If you can accept whatever comes out of HQ and the hopper and work your hardest to establish a strong foundation while overcoming your weaknesses. Your chances of making the Games will improve dramatically. Control what you can ignore what you can't.
8) Be patient -
There are plenty of stories out there of very talented competitors, who for each reason missed out on one or two years of competition. They stuck it out and stayed the course and did very well at a later time. This year we saw Hepner and Brandon showcase their talents in Madison by doing just that. You can't expect to jump to the top unless you have a potent athletic background. To beat those with years of experience, you either have to outwork them or cheat in the OPEN. I know you will not cheat so you have to outwork your competition every day. As simplistic as this sounds don't forget your competition is not eager to hand you a win because you think you deserve it. Respect your competition enough to know you are not doing enough. Find a healthy way to do more each day.
9) Traditionally this time after the Games is spent relaxing for many.

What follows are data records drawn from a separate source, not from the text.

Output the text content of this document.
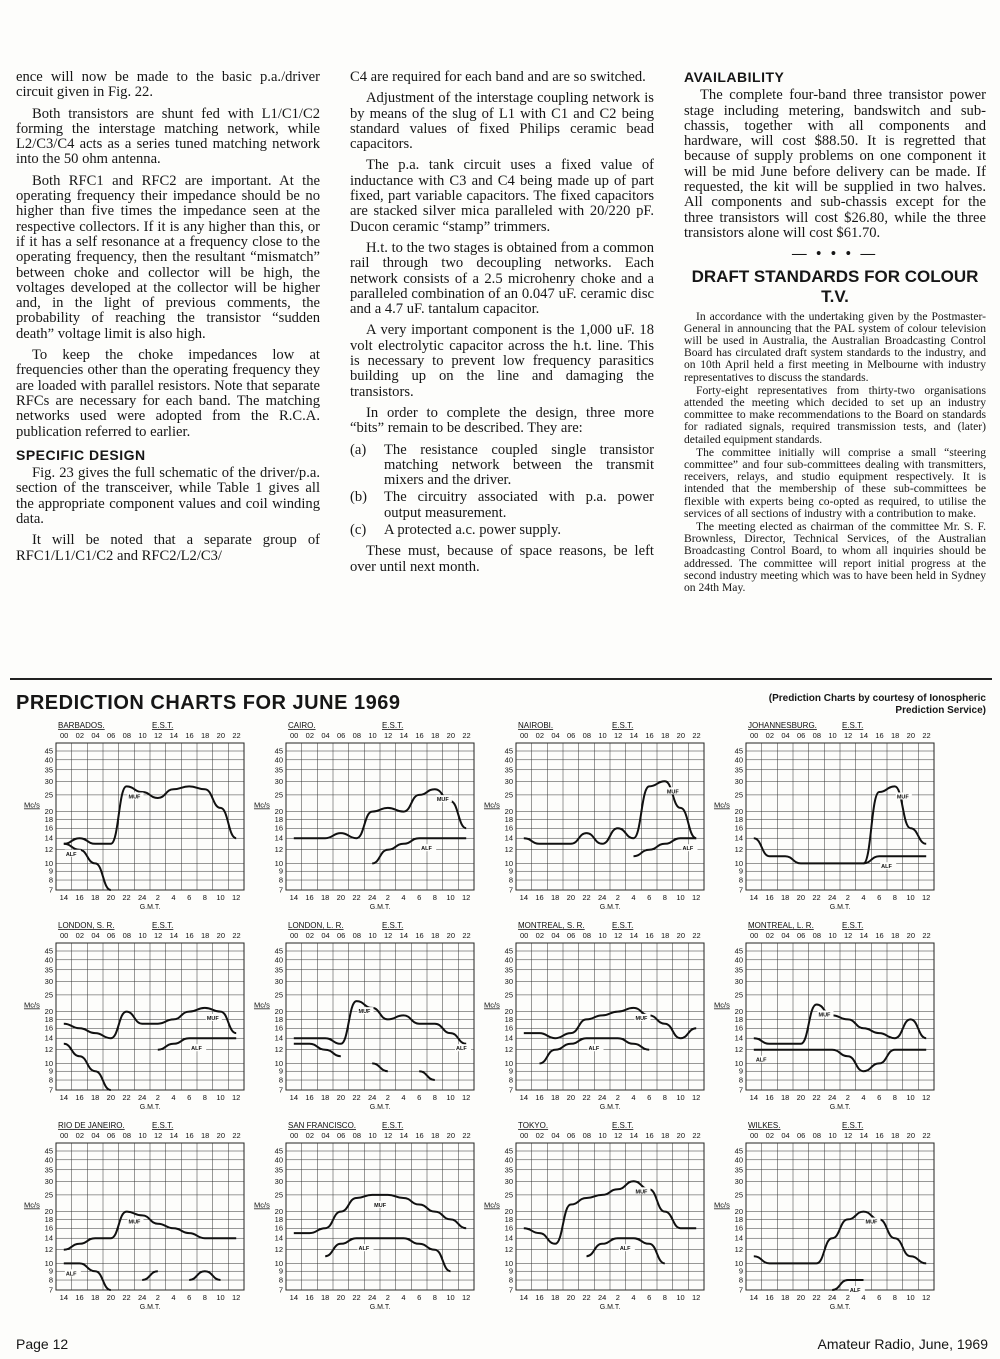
ence will now be made to the basic p.a./driver circuit given in Fig. 22.

Both transistors are shunt fed with L1/C1/C2 forming the interstage matching network, while L2/C3/C4 acts as a series tuned matching network into the 50 ohm antenna.

Both RFC1 and RFC2 are important. At the operating frequency their impedance should be no higher than five times the impedance seen at the respective collectors. If it is any higher than this, or if it has a self resonance at a frequency close to the operating frequency, then the resultant “mismatch” between choke and collector will be high, the voltages developed at the collector will be higher and, in the light of previous comments, the probability of reaching the transistor “sudden death” voltage limit is also high.

To keep the choke impedances low at frequencies other than the operating frequency they are loaded with parallel resistors. Note that separate RFCs are necessary for each band. The matching networks used were adopted from the R.C.A. publication referred to earlier.

SPECIFIC DESIGN

Fig. 23 gives the full schematic of the driver/p.a. section of the transceiver, while Table 1 gives all the appropriate component values and coil winding data.

It will be noted that a separate group of RFC1/L1/C1/C2 and RFC2/L2/C3/

C4 are required for each band and are so switched.

Adjustment of the interstage coupling network is by means of the slug of L1 with C1 and C2 being standard values of fixed Philips ceramic bead capacitors.

The p.a. tank circuit uses a fixed value of inductance with C3 and C4 being made up of part fixed, part variable capacitors. The fixed capacitors are stacked silver mica paralleled with 20/220 pF. Ducon ceramic “stamp” trimmers.

H.t. to the two stages is obtained from a common rail through two decoupling networks. Each network consists of a 2.5 microhenry choke and a paralleled combination of an 0.047 uF. ceramic disc and a 4.7 uF. tantalum capacitor.

A very important component is the 1,000 uF. 18 volt electrolytic capacitor across the h.t. line. This is necessary to prevent low frequency parasitics building up on the line and damaging the transistors.

In order to complete the design, three more “bits” remain to be described. They are:

(a)	The resistance coupled single transistor matching network between the transmit mixers and the driver.
(b)	The circuitry associated with p.a. power output measurement.
(c)	A protected a.c. power supply.

These must, because of space reasons, be left over until next month.

AVAILABILITY

The complete four-band three transistor power stage including metering, bandswitch and sub-chassis, together with all components and hardware, will cost $88.50. It is regretted that because of supply problems on one component it will be mid June before delivery can be made. If requested, the kit will be supplied in two halves. All components and sub-chassis except for the three transistors will cost $26.80, while the three transistors alone will cost $61.70.

— • • • —
DRAFT STANDARDS FOR COLOUR T.V.

In accordance with the undertaking given by the Postmaster-General in announcing that the PAL system of colour television will be used in Australia, the Australian Broadcasting Control Board has circulated draft system standards to the industry, and on 10th April held a first meeting in Melbourne with industry representatives to discuss the standards.

Forty-eight representatives from thirty-two organisations attended the meeting which decided to set up an industry committee to make recommendations to the Board on standards for radiated signals, required transmission tests, and (later) detailed equipment standards.

The committee initially will comprise a small “steering committee” and four sub-committees dealing with transmitters, receivers, relays, and studio equipment respectively. It is intended that the membership of these sub-committees be flexible with experts being co-opted as required, to utilise the services of all sections of industry with a contribution to make.

The meeting elected as chairman of the committee Mr. S. F. Brownless, Director, Technical Services, of the Australian Broadcasting Control Board, to whom all inquiries should be addressed. The committee will report initial progress at the second industry meeting which was to have been held in Sydney on 24th May.

PREDICTION CHARTS FOR JUNE 1969	(Prediction Charts by courtesy of Ionospheric Prediction Service)
BARBADOS.	E.S.T.
00 02 04 06 08 10 12 14 16 18 20 22
7
8
9
10
12
14
16
18
20
25
30
35
40
45
Mc/s
14 16 18 20 22 24 2 4 6 8 10 12
G.M.T.
MUF
ALF
CAIRO.	E.S.T.
00 02 04 06 08 10 12 14 16 18 20 22
7
8
9
10
12
14
16
18
20
25
30
35
40
45
Mc/s
14 16 18 20 22 24 2 4 6 8 10 12
G.M.T.
MUF
ALF
NAIROBI.	E.S.T.
00 02 04 06 08 10 12 14 16 18 20 22
7
8
9
10
12
14
16
18
20
25
30
35
40
45
Mc/s
14 16 18 20 22 24 2 4 6 8 10 12
G.M.T.
MUF
ALF
JOHANNESBURG.	E.S.T.
00 02 04 06 08 10 12 14 16 18 20 22
7
8
9
10
12
14
16
18
20
25
30
35
40
45
Mc/s
14 16 18 20 22 24 2 4 6 8 10 12
G.M.T.
MUF
ALF
LONDON, S. R.	E.S.T.
00 02 04 06 08 10 12 14 16 18 20 22
7
8
9
10
12
14
16
18
20
25
30
35
40
45
Mc/s
14 16 18 20 22 24 2 4 6 8 10 12
G.M.T.
MUF
ALF
LONDON, L. R.	E.S.T.
00 02 04 06 08 10 12 14 16 18 20 22
7
8
9
10
12
14
16
18
20
25
30
35
40
45
Mc/s
14 16 18 20 22 24 2 4 6 8 10 12
G.M.T.
MUF
ALF
MONTREAL, S. R.	E.S.T.
00 02 04 06 08 10 12 14 16 18 20 22
7
8
9
10
12
14
16
18
20
25
30
35
40
45
Mc/s
14 16 18 20 22 24 2 4 6 8 10 12
G.M.T.
MUF
ALF
MONTREAL, L. R.	E.S.T.
00 02 04 06 08 10 12 14 16 18 20 22
7
8
9
10
12
14
16
18
20
25
30
35
40
45
Mc/s
14 16 18 20 22 24 2 4 6 8 10 12
G.M.T.
MUF
ALF
RIO DE JANEIRO.	E.S.T.
00 02 04 06 08 10 12 14 16 18 20 22
7
8
9
10
12
14
16
18
20
25
30
35
40
45
Mc/s
14 16 18 20 22 24 2 4 6 8 10 12
G.M.T.
MUF
ALF
SAN FRANCISCO.	E.S.T.
00 02 04 06 08 10 12 14 16 18 20 22
7
8
9
10
12
14
16
18
20
25
30
35
40
45
Mc/s
14 16 18 20 22 24 2 4 6 8 10 12
G.M.T.
MUF
ALF
TOKYO.	E.S.T.
00 02 04 06 08 10 12 14 16 18 20 22
7
8
9
10
12
14
16
18
20
25
30
35
40
45
Mc/s
14 16 18 20 22 24 2 4 6 8 10 12
G.M.T.
MUF
ALF
WILKES.	E.S.T.
00 02 04 06 08 10 12 14 16 18 20 22
7
8
9
10
12
14
16
18
20
25
30
35
40
45
Mc/s
14 16 18 20 22 24 2 4 6 8 10 12
G.M.T.
MUF
ALF
Page 12	Amateur Radio, June, 1969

The open is in 6 weeks, take advantage of those who are resting their injuries, resting their minds, and are unaware the OPEN is around the corner. The OPEN in October is an unknown, use it to your advantage train extremely hard, and you might get a jump on someone who hasn't planned or is dealing with an injury.
10) Enjoy Life
If you don't enjoy the game, if you need to tell yourself you need a training partner to make it enjoyable, remind yourself people like me who lived in the gym by themselves in solitude with only one thought and that was to do whatever it took within the rules to make it back to the Games.
I lost that desire when my business started growing, I understood that, and I respected my competition enough to know my individual competition days were over. If you don't enjoy training, you might want to find another sport or this one will crush you.